Club 7 or Club Siete (1951-1962) was a group of poets formed in Guayaquil, made up of David Ledesma Vázquez (1934-1961), Gastón Hidalgo Ortega (1929-1973), Carlos Benavides Vega (1931-1999), Ileana Espinel Cedeño (1934-2001), Sergio Román Armendáriz (1934), Carlos Abadíe Silva (?-?), and Miguel Donoso Pareja (1931-2015). After learning of Ledesma and Benavides’s homosexuality, Donoso and Abadíe left the group. In 1954, the remaining 5 members published a poetry anthology titled “Club 7.” In 1960, three members, Ledesma, Román, and Espinel, published a new collection titled “Triángulo.”
Members
- David Ledesma Vázquez (1934-1961)
- Gastón Hidalgo Ortega (1929-1973)
- Carlos Benavides Vega (1931-1999)
- Ileana Espinel Cedeño (1934-2001)
- Sergio Román Armendáriz (1934)
- Carlos Abadíe Silva (?-?)
- Miguel Donoso Pareja (1931-2015)
Political views
Club 7 was never a political organization but its members all shared democratic progressive views.
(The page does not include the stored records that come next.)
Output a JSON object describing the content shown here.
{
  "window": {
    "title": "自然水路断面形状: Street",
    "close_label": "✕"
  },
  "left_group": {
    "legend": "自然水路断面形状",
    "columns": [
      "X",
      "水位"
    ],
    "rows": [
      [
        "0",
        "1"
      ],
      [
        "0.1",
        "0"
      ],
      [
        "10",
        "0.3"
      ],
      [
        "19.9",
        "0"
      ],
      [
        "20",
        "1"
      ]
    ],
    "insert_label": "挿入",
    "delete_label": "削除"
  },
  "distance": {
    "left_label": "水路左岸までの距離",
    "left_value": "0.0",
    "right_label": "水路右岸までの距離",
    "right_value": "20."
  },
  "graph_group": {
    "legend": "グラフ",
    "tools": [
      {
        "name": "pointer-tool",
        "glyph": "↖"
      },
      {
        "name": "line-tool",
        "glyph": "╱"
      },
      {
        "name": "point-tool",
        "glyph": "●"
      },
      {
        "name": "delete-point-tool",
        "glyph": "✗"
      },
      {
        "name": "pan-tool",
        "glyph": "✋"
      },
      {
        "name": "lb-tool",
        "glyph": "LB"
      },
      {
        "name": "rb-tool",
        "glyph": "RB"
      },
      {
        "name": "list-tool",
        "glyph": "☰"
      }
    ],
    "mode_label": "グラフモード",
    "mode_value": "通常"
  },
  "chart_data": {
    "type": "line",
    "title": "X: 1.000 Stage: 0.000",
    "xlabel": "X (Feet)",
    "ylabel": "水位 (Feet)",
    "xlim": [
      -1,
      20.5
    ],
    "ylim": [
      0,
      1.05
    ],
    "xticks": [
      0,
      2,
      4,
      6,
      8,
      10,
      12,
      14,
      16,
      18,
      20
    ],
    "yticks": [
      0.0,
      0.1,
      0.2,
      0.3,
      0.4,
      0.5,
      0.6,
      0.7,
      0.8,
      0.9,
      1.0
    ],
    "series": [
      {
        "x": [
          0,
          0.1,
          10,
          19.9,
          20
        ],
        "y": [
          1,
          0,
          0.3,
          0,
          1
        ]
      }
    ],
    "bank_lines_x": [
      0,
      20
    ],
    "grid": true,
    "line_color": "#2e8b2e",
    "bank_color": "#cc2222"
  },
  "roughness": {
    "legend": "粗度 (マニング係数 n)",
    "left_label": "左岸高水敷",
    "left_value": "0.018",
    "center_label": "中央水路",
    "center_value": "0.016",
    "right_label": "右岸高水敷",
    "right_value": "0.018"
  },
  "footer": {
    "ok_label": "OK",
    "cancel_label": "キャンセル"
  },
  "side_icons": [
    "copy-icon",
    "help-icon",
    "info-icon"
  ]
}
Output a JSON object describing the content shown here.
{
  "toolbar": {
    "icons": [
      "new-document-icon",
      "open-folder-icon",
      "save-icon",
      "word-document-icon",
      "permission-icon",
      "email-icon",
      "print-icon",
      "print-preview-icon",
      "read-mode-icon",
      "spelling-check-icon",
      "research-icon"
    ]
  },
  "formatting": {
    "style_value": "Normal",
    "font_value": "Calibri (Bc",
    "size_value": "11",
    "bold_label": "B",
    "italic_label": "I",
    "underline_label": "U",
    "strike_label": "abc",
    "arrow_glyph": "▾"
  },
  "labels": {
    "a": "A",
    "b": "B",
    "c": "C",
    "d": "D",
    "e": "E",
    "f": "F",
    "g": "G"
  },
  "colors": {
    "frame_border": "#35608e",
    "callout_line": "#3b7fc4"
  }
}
Why did Carlos Abadíe Silva and Miguel Donoso Pareja really leave Club 7?
While little is known about Carlos Abadíe Silva, Miguel Donoso Pareja became one of Ecuador’s most notable writers, achieving the Eugenio Espejo Prize in 2006, Ecuador’s highest literary honor. By most accounts, both writers left the group after finding out that David Ledesma Vázquez and Carlos Benavides Vega were homosexuals.
In a 2010 interview Sergio Román Armendáriz said: “But, before launching the anthology [“Club 7″], two friends decided to separate [from our group], one, Miguel Donoso Pareja, to prioritize his narrative, and the other, Carlos Abadie Silva, to prioritize his music.”
However, Donoso himself explains in his 1994 memoir that he and Abadíe Silva decided, at the last minute, to remove their poems from the book [“Club 7”] because they had found out that two of the group’s members [Ledesma and Benavides] were homosexual. Donoso apologizes and expresses regret for his attitude at the time, which was influenced by “environmental pressure and stupidity, lack of personality, and caveman primitivism.”